La seconde qualité, indissociable de la première, est la réactivité. L'un des avantages comparatifs majeurs d'une PME ou d'une ETI réside dans ses circuits décisionnels courts qui autorisent des arbitrages rapides et une mise en oeuvre agile. Le Daf doit non seulement s'y inscrire pleinement, mais aussi veiller à ce que la gouvernance dans son ensemble conserve cette capacité à agir vite. Troisièmement, l'innovation constitue désormais un volet essentiel de sa mission. Dans de nombreuses PME, en l'absence de direction des systèmes d'information dédiée, peu de membres du comité de direction disposent d'une véritable appétence technologique. Dans ce contexte, le Daf devient souvent le moteur de l'innovation, notamment numérique.

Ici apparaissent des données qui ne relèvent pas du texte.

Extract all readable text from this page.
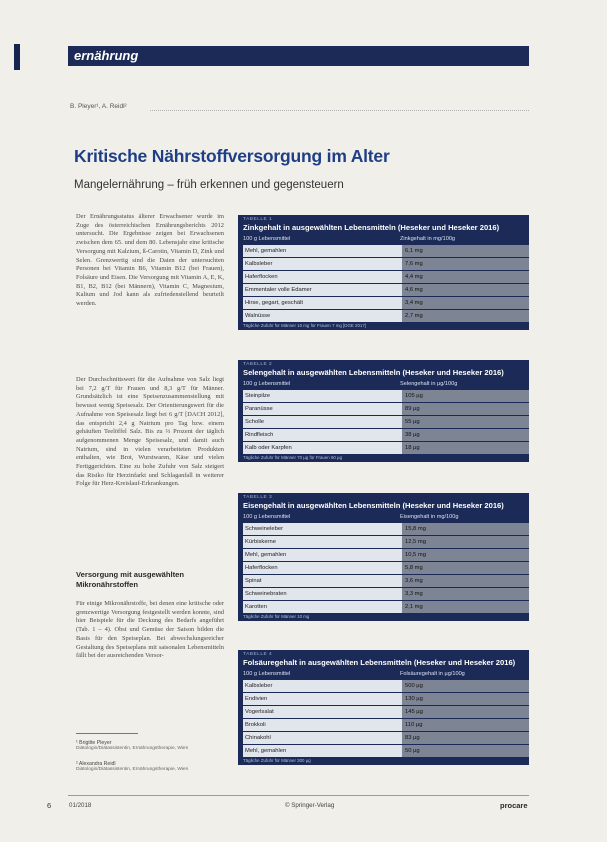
ernährung
B. Pleyer¹, A. Reidl²
Kritische Nährstoffversorgung im Alter
Mangelernährung – früh erkennen und gegensteuern

Der Ernährungsstatus älterer Erwachsener wurde im Zuge des österreichischen Ernährungsberichts 2012 untersucht. Die Ergebnisse zeigen bei Erwachsenen zwischen dem 65. und dem 80. Lebensjahr eine kritische Versorgung mit Kalzium, ß-Carotin, Vitamin D, Zink und Selen. Grenzwertig sind die Daten der untersuchten Personen bei Vitamin B6, Vitamin B12 (bei Frauen), Folsäure und Eisen. Die Versorgung mit Vitamin A, E, K, B1, B2, B12 (bei Männern), Vitamin C, Magnesium, Kalium und Jod kann als zufriedenstellend beurteilt werden.

Der Durchschnittswert für die Aufnahme von Salz liegt bei 7,2 g/T für Frauen und 8,3 g/T für Männer. Grundsätzlich ist eine Speisenzusammenstellung mit bewusst wenig Speisesalz. Der Orientierungswert für die Aufnahme von Speisesalz liegt bei 6 g/T [DACH 2012], das entspricht 2,4 g Natrium pro Tag bzw. einem gehäuften Teelöffel Salz. Bis zu ⅔ Prozent der täglich aufgenommenen Menge Speisesalz, und damit auch Natrium, sind in vielen verarbeiteten Produkten enthalten, wie Brot, Wurstwaren, Käse und vielen Fertiggerichten. Eine zu hohe Zufuhr von Salz steigert das Risiko für Herzinfarkt und Schlaganfall in weiterer Folge für Herz-Kreislauf-Erkrankungen.

Versorgung mit ausgewählten Mikronährstoffen

Für einige Mikronährstoffe, bei denen eine kritische oder grenzwertige Versorgung festgestellt werden konnte, sind hier Beispiele für die Deckung des Bedarfs angeführt (Tab. 1 – 4). Obst und Gemüse der Saison bilden die Basis für den Speiseplan. Bei abwechslungsreicher Gestaltung des Speiseplans mit saisonalen Lebensmitteln fällt bei der ausreichenden Versor-

¹ Brigitte Pleyer
Diätologin/Diätassistentin, Ernährungstherapie, Wien
² Alexandra Reidl
Diätologin/Diätassistentin, Ernährungstherapie, Wien
TABELLE 1
Zinkgehalt in ausgewählten Lebensmitteln (Heseker und Heseker 2016)
100 g Lebensmittel	Zinkgehalt in mg/100g
Mehl, gemahlen	6,1 mg
Kalbsleber	7,6 mg
Haferflocken	4,4 mg
Emmentaler volle Edamer	4,6 mg
Hirse, gegart, geschält	3,4 mg
Walnüsse	2,7 mg
Tägliche Zufuhr für Männer 10 mg für Frauen 7 mg [DGE 2017]
TABELLE 2
Selengehalt in ausgewählten Lebensmitteln (Heseker und Heseker 2016)
100 g Lebensmittel	Selengehalt in µg/100g
Steinpilze	105 µg
Paranüsse	89 µg
Scholle	55 µg
Rindfleisch	38 µg
Kalb oder Karpfen	18 µg
Tägliche Zufuhr für Männer 70 µg für Frauen 60 µg
TABELLE 3
Eisengehalt in ausgewählten Lebensmitteln (Heseker und Heseker 2016)
100 g Lebensmittel	Eisengehalt in mg/100g
Schweineleber	15,8 mg
Kürbiskerne	12,5 mg
Mehl, gemahlen	10,5 mg
Haferflocken	5,8 mg
Spinat	3,6 mg
Schweinebraten	3,3 mg
Karotten	2,1 mg
Tägliche Zufuhr für Männer 10 mg
TABELLE 4
Folsäuregehalt in ausgewählten Lebensmitteln (Heseker und Heseker 2016)
100 g Lebensmittel	Folsäuregehalt in µg/100g
Kalbsleber	500 µg
Endivien	130 µg
Vogerlsalat	145 µg
Brokkoli	110 µg
Chinakohl	83 µg
Mehl, gemahlen	50 µg
Tägliche Zufuhr für Männer 300 µg
6	01/2018	© Springer-Verlag	procare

Enfin, la quatrième qualité essentielle réside dans sa capacité à adopter une posture stratégique. Ce rôle dépasse de loin la stricte exécution financière. Il implique une vision à la fois élargie et prospective. Elargie, car le Daf doit intégrer dans son analyse les mutations des métiers, l'évolution des compétences requises et l'impact des nouvelles technologies ; prospective, car il lui revient de prendre du recul, d'anticiper les conséquences financières des choix présents, et de simuler différents scénarios à moyen ou long terme.

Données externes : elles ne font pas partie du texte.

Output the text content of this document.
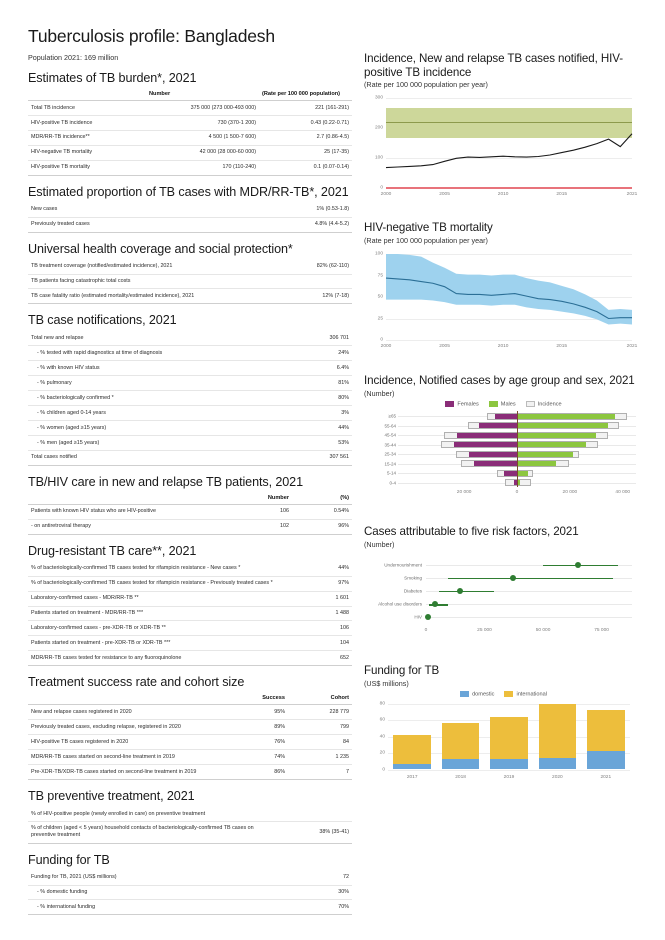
Tuberculosis profile: Bangladesh
Population 2021: 169 million
Estimates of TB burden*, 2021
	Number	(Rate per 100 000 population)
Total TB incidence	375 000 (273 000-493 000)	221 (161-291)
HIV-positive TB incidence	730 (370-1 200)	0.43 (0.22-0.71)
MDR/RR-TB incidence**	4 500 (1 500-7 600)	2.7 (0.86-4.5)
HIV-negative TB mortality	42 000 (28 000-60 000)	25 (17-35)
HIV-positive TB mortality	170 (110-240)	0.1 (0.07-0.14)
Estimated proportion of TB cases with MDR/RR-TB*, 2021
New cases	1% (0.53-1.8)
Previously treated cases	4.8% (4.4-5.2)
Universal health coverage and social protection*
TB treatment coverage (notified/estimated incidence), 2021	82% (62-110)
TB patients facing catastrophic total costs	
TB case fatality ratio (estimated mortality/estimated incidence), 2021	12% (7-18)
TB case notifications, 2021
Total new and relapse	306 701
- % tested with rapid diagnostics at time of diagnosis	24%
- % with known HIV status	6.4%
- % pulmonary	81%
- % bacteriologically confirmed *	80%
- % children aged 0-14 years	3%
- % women (aged ≥15 years)	44%
- % men (aged ≥15 years)	53%
Total cases notified	307 561
TB/HIV care in new and relapse TB patients, 2021
	Number	(%)
Patients with known HIV status who are HIV-positive	106	0.54%
- on antiretroviral therapy	102	96%
Drug-resistant TB care**, 2021
% of bacteriologically-confirmed TB cases tested for rifampicin resistance - New cases *	44%
% of bacteriologically-confirmed TB cases tested for rifampicin resistance - Previously treated cases *	97%
Laboratory-confirmed cases - MDR/RR-TB **	1 601
Patients started on treatment - MDR/RR-TB ***	1 488
Laboratory-confirmed cases - pre-XDR-TB or XDR-TB **	106
Patients started on treatment - pre-XDR-TB or XDR-TB ***	104
MDR/RR-TB cases tested for resistance to any fluoroquinolone	652
Treatment success rate and cohort size
	Success	Cohort
New and relapse cases registered in 2020	95%	228 779
Previously treated cases, excluding relapse, registered in 2020	89%	799
HIV-positive TB cases registered in 2020	76%	84
MDR/RR-TB cases started on second-line treatment in 2019	74%	1 235
Pre-XDR-TB/XDR-TB cases started on second-line treatment in 2019	86%	7
TB preventive treatment, 2021
% of HIV-positive people (newly enrolled in care) on preventive treatment	
% of children (aged < 5 years) household contacts of bacteriologically-confirmed TB cases on preventive treatment	38% (35-41)
Funding for TB
Funding for TB, 2021 (US$ millions)	72
- % domestic funding	30%
- % international funding	70%
Incidence, New and relapse TB cases notified, HIV-positive TB incidence
(Rate per 100 000 population per year)
0
100
200
300
2000	2005	2010	2015	2021
HIV-negative TB mortality
(Rate per 100 000 population per year)
0
25
50
75
100
2000	2005	2010	2015	2021
Incidence, Notified cases by age group and sex, 2021
(Number)
Females	Males	Incidence
≥65
55-64
45-54
35-44
25-34
15-24
5-14
0-4
20 000	0	20 000	40 000
Cases attributable to five risk factors, 2021
(Number)
Undernourishment
Smoking
Diabetes
Alcohol use disorders
HIV
0	25 000	50 000	75 000
Funding for TB
(US$ millions)
domestic	international
0
20
40
60
80
2017	2018	2019	2020	2021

Quels sont les défis à venir pour la fonction métier ?
L. R. : Le premier défi, qui concerne la direction financière comme l'ensemble des fonctions de l'entreprise, est sans conteste celui de l'intelligence artificielle. Il ne s'agit plus uniquement d'un outil spécialisé réservé à quelques usages techniques, mais bien d'un compagnon de travail quotidien, omniprésent, s'immisçant dans tous les domaines professionnels, y compris les plus simples, comme l'assistance à la rédaction de courriels. Nous parlons ici d'une IA « intégrée », susceptible d'accompagner les collaborateurs dans leurs tâches les plus variées, depuis l'analyse de données jusqu'à la gestion documentaire ou la communication interne. Il est impératif que chacun, à tous les niveaux de responsabilité, s'approprie cette transformation pour que l'intelligence artificielle irrigue de manière fluide et cohérente l'ensemble des pratiques professionnelles. Cette acculturation collective est la condition d'un réel changement d'échelle dans la performance des organisations.

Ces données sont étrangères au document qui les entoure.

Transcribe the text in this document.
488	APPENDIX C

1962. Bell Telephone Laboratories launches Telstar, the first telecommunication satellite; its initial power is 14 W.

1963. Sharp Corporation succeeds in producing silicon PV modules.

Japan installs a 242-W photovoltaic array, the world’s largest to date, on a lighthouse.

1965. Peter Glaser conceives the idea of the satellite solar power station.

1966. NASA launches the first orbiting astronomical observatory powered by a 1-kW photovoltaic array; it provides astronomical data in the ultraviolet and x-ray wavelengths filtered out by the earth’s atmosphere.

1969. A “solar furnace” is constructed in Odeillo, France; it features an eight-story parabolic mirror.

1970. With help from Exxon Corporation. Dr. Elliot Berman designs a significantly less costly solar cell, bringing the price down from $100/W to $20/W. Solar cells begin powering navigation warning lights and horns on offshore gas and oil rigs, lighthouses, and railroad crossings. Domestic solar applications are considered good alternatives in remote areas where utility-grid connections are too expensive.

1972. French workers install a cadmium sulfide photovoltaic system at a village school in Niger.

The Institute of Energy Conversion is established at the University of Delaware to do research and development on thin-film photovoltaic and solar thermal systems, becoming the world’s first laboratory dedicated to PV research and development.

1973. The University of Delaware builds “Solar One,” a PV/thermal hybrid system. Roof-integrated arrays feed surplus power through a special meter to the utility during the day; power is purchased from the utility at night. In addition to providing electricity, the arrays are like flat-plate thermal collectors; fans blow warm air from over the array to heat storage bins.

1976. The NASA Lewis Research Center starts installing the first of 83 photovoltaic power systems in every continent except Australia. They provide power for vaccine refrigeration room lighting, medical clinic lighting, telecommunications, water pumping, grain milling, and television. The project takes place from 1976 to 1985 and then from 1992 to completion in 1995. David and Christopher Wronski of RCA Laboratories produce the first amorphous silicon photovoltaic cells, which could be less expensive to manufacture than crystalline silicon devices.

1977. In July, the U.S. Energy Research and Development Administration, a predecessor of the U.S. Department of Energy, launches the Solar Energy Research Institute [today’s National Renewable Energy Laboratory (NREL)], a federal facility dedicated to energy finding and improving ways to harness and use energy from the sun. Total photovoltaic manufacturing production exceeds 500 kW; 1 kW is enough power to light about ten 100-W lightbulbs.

Le second défi majeur auquel la fonction finance est confrontée réside dans son automatisation progressive. Celle-ci repose sur deux leviers essentiels : l'organisation de la donnée et la dimension humaine. Sur le plan technique, les directions financières disposent déjà d'un socle d'outils - logiciels comptables, SIRH, GED, ERP métier - qu'il convient de faire dialoguer entre eux. Le rôle du Daf, en particulier lorsqu'il assume également la supervision des systèmes d'information, consiste à bâtir un écosystème digital pertinent pour son entreprise, cohérent et interfacé. Cette construction implique souvent des arbitrages technologiques, comme le remplacement de certains modules au profit de solutions plus intégrées.